Record high wholesale natural gas prices have begun to decimate the sector, with smaller firms unable to afford the rocketing prices to buy gas and unable to significantly rise their prices due to the government’s price cap.

On Wednesday, Avro Energy and Green Supplier Limited became the two largest companies to collapse.

Between them they served 835,000 customers, about 2.9 per cent of the total market.

While the regulator Ofgem will switch all their old customers to a new supplier automatically, the disruption in the industry has raised concerns the government will have to step in.

The two firms joined five others which had already ceased trading in the past few months.

In August, HUB Energy, which only had 6,000 customers, shut down, while in the last two weeks PFP, MoneyPlus, Utility Point and People’s Energy all also exited the supply market.

In total, 1.5m people have seen their energy company go bust, placing huge strain on the surviving larger firms to suddenly absorb large numbers of new customers at a time when they are also struggling to afford to buy wholesale natural gas.

Other companies are also believed to be battling to stay afloat. Igloo, a medium-sized supplier, is reportedly on the verge of collapse, with administrators said to be assessing the options for insolvency.

Bulb, a startup which has rapidly grown to become Britain’s sixth-largest energy supplier with 1.7m customers, is reportedly seeking a bailout as it struggles to ride out the crisis.

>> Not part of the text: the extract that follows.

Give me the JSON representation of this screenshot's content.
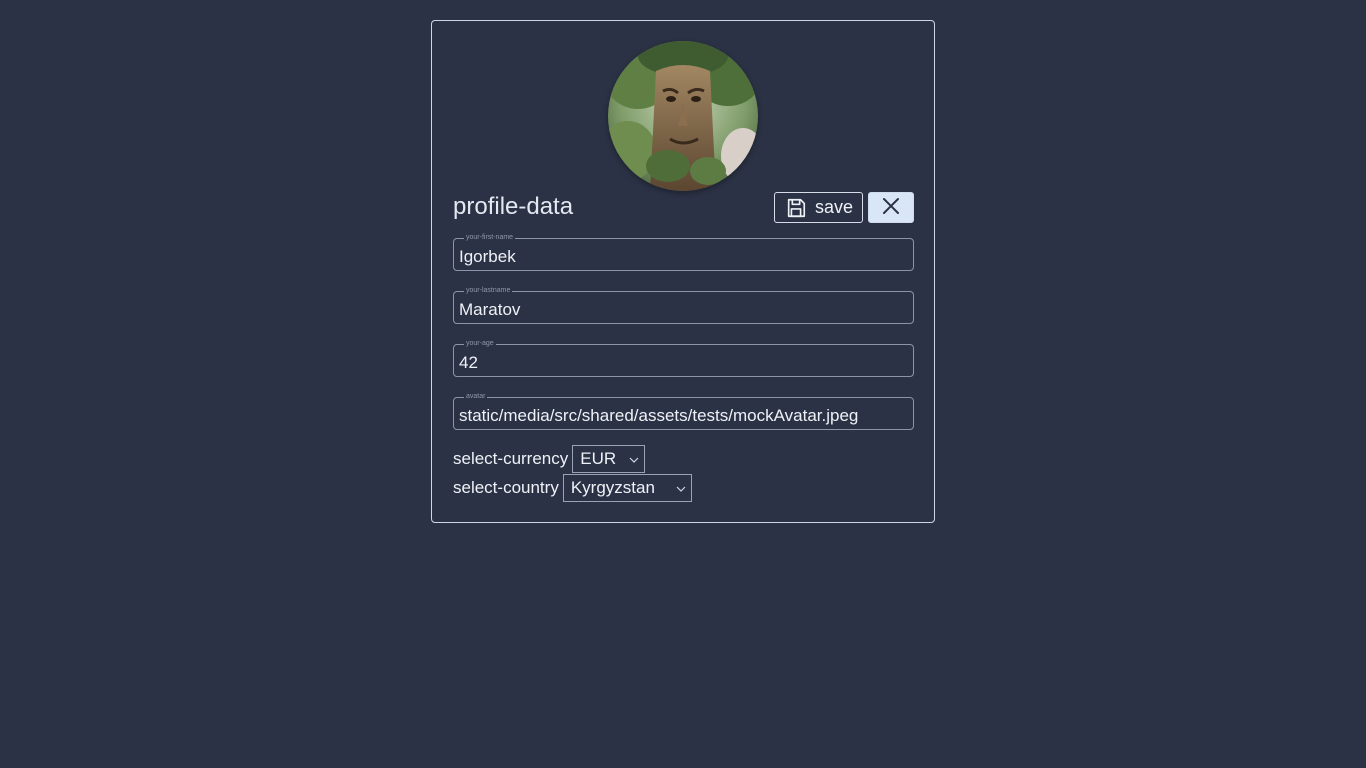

The company is reportedly in talks with financial advisory firm Lazard to secure emergency new sources of funding, and is exploring merging with another firm or raising money from investors.

The government has already decided to subsidise another victim of the gas price crisis, CF Fertilisers, which produces most of the carbon dioxide used by UK industry but shut down operations because it could no longer afford to buy natural gas it used to produce CO2.

Some industry insiders have predicted by the end of the year dozens more energy companies will collapse, forcing ministers to intervene in the domestic energy market as well.

Some of the energy companies which have failed have pointed the finger at the price cap, which sets a maximum tariff for consumers. Green Supplier Limited said in a statement announcing it was shutting down “unprecedented market conditions and regulatory failings” were to blame.

The company had previously been one of 15 smaller firms which had collectively called on the government to review its price cap policy, which it argued forced suppliers to sell gas at a loss because they could not pass on rising wholesale prices to consumers.

So far, however, Kwasi Kwarteng, the business and energy secretary, has rejected this analysis and said he had no intention of bailing out what he characterised as badly managed companies.

Since the UK’s energy market was deregulated about 20 years ago, the Big Six firms – British Gas, EDF, E.ON, Npower, Scottish Power and SSE – have dominated the industry, at times supplying effectively 100 per cent of households.

However, in recent years their market share has dropped to 70 per cent, as a large number of smaller competitors have flooded into the sector and customers become more used to price comparison sites and regular switching to find better deals.

But the current crisis has exposed how some of the challenger energy startups were overly reliant on aggressive discounting to win new customers and building market share before turning a profit, meaning the sudden spike in wholesale prices has left many vulnerable to collapse.